Majelis hakim Pengadilan Negeri Jakarta Timur pada Senin (8/1) membebaskan dua aktivis yang dituduh menghina dan mencemarkan nama baik Menteri Koordinator Bidang Kemaritiman dan Investasi Luhut Binsar Pandjaitan dalam sebuah siniar di Youtube tiga tahun lalu.
Majelis berisi tiga hakim berpendapat kedua aktivis yakni Direktur Lokataru Haris Azhar dan Koordinator Komisi untuk Orang Hilang dan Korban Tindak Kekerasan (KontraS) Fatia Maulidiyanti tidak terbukti bersalah menghina Luhut, kala menyebutnya terlibat dalam bisnis tambang di Papua dalam podcast di akun YouTube milik Haris yang dipublikasikan pada Agustus 2021.
Dalam siniar berjudul “Ada Lord Luhut di Balik Relasi Ekonomi-Ops Militer Intan Jaya” tersebut, Haris dan Fatia menyebut Luhut terlibat bisnis tambang di Papua lewat perusahannya yakni Toba Sejahtera yang didapati bekerja sama dengan perusahaan asal Australia, West Wits Mining, yang menambang di Intan Jaya.

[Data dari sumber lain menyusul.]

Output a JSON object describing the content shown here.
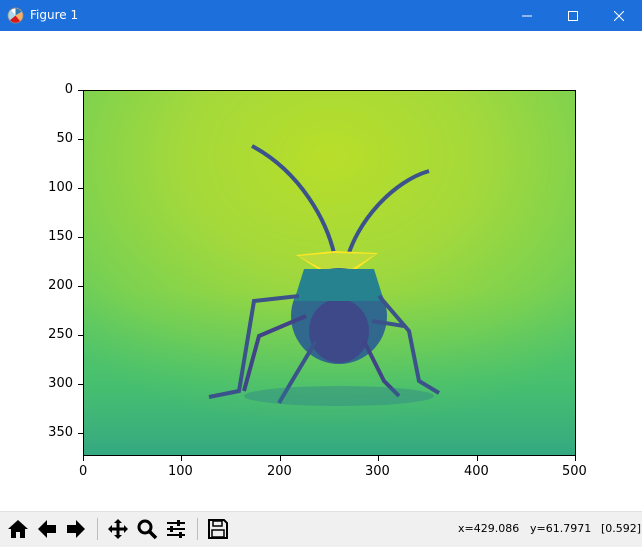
{
  "window": {
    "title": "Figure 1"
  },
  "axes": {
    "y_ticks": [
      "0",
      "50",
      "100",
      "150",
      "200",
      "250",
      "300",
      "350"
    ],
    "x_ticks": [
      "0",
      "100",
      "200",
      "300",
      "400",
      "500"
    ]
  },
  "status": {
    "x": "x=429.086",
    "y": "y=61.7971",
    "value": "[0.592]"
  },
  "colors": {
    "titlebar": "#1d6fdc",
    "toolbar": "#f0f0f0"
  },
  "icons": [
    "matplotlib-icon",
    "home-icon",
    "back-icon",
    "forward-icon",
    "pan-icon",
    "zoom-icon",
    "configure-icon",
    "save-icon"
  ]
}
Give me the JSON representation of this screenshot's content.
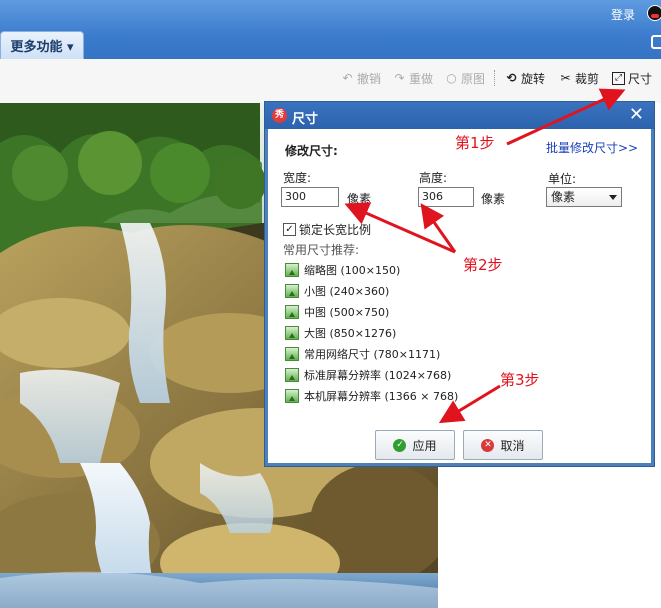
{
  "header": {
    "login_label": "登录",
    "more_functions_label": "更多功能 ▾"
  },
  "toolbar": {
    "undo_label": "撤销",
    "redo_label": "重做",
    "original_label": "原图",
    "rotate_label": "旋转",
    "crop_label": "裁剪",
    "size_label": "尺寸"
  },
  "dialog": {
    "title": "尺寸",
    "logo_text": "秀",
    "section_title": "修改尺寸:",
    "batch_link": "批量修改尺寸>>",
    "width_label": "宽度:",
    "width_value": "300",
    "width_unit": "像素",
    "height_label": "高度:",
    "height_value": "306",
    "height_unit": "像素",
    "unit_label": "单位:",
    "unit_selected": "像素",
    "lock_ratio_label": "锁定长宽比例",
    "lock_ratio_checked": true,
    "presets_title": "常用尺寸推荐:",
    "presets": [
      "缩略图 (100×150)",
      "小图 (240×360)",
      "中图 (500×750)",
      "大图 (850×1276)",
      "常用网络尺寸 (780×1171)",
      "标准屏幕分辨率 (1024×768)",
      "本机屏幕分辨率 (1366 × 768)"
    ],
    "apply_label": "应用",
    "cancel_label": "取消"
  },
  "annotations": {
    "step1": "第1步",
    "step2": "第2步",
    "step3": "第3步"
  },
  "colors": {
    "annotation": "#e0141e",
    "title_bar": "#2d63ad",
    "link": "#1a3fb8"
  }
}
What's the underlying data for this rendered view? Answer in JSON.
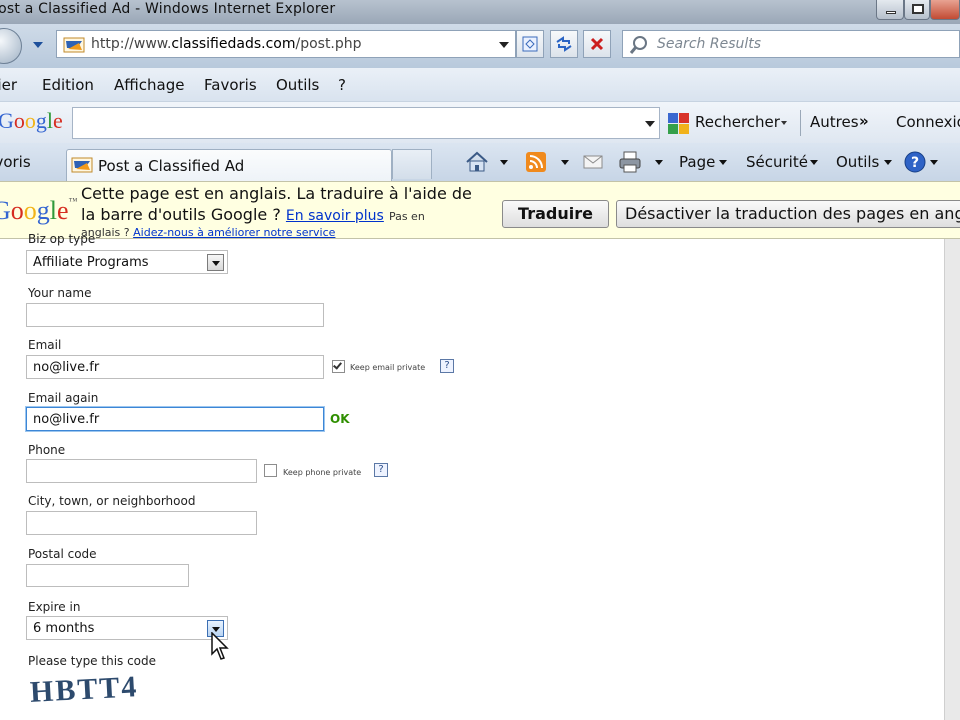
{
  "window": {
    "title": "Post a Classified Ad - Windows Internet Explorer"
  },
  "address_bar": {
    "url_prefix": "http://www.",
    "url_domain": "classifiedads.com",
    "url_path": "/post.php",
    "search_placeholder": "Search Results"
  },
  "menu": {
    "items": [
      "Fichier",
      "Edition",
      "Affichage",
      "Favoris",
      "Outils",
      "?"
    ]
  },
  "google_toolbar": {
    "logo_text": "Google",
    "search_button": "Rechercher",
    "more_label": "Autres",
    "connect_label": "Connexion"
  },
  "tabs": {
    "favorites_label": "Favoris",
    "active_tab": "Post a Classified Ad",
    "page_menu": "Page",
    "security_menu": "Sécurité",
    "tools_menu": "Outils"
  },
  "translation_bar": {
    "message_line1": "Cette page est en anglais. La traduire à l'aide de",
    "message_line2": "la barre d'outils Google ?",
    "learn_more_link": "En savoir plus",
    "not_english_line1": "Pas en",
    "not_english_line2": "anglais ?",
    "help_link": "Aidez-nous à améliorer notre service",
    "translate_button": "Traduire",
    "disable_button": "Désactiver la traduction des pages en anglais"
  },
  "form": {
    "biz_type_label": "Biz op type",
    "biz_type_value": "Affiliate Programs",
    "your_name_label": "Your name",
    "your_name_value": "",
    "email_label": "Email",
    "email_value": "no@live.fr",
    "keep_email_private": "Keep email private",
    "keep_email_checked": true,
    "email_again_label": "Email again",
    "email_again_value": "no@live.fr",
    "email_ok": "OK",
    "phone_label": "Phone",
    "phone_value": "",
    "keep_phone_private": "Keep phone private",
    "keep_phone_checked": false,
    "city_label": "City, town, or neighborhood",
    "city_value": "",
    "postal_label": "Postal code",
    "postal_value": "",
    "expire_label": "Expire in",
    "expire_value": "6 months",
    "captcha_label": "Please type this code",
    "captcha_text": "HBTT4",
    "help_glyph": "?"
  },
  "colors": {
    "ok_green": "#2f8f00",
    "link_blue": "#0033cc",
    "captcha_blue": "#2d4a6d"
  }
}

"Apa yang diperbincangkan bukan termasuk penghinaan... Bukan berita bohong sehingga terdakwa lepas dari dakwaan kedua," ujar hakim ketua yang dipimpin Cokorda Gede Arthana dalam pembacaan putusan Haris di Pengadilan Negeri (PN) Jakarta Timur.
Hakim anggota Muhammad Djohan Arifin menambahkan perbincangan pada siniar tersebut merupakan telaah atau analisa atas hasil kajian koalisi masyarakat sipil.
Jaksa dalam tuntutannya menilai kata “Lord” yang digunakan Haris dan Fatia mengandung makna negatif, namun hakim Djohan berpendapat frasa tersebut bukan dimaksud sebagai penghinaan nama baik.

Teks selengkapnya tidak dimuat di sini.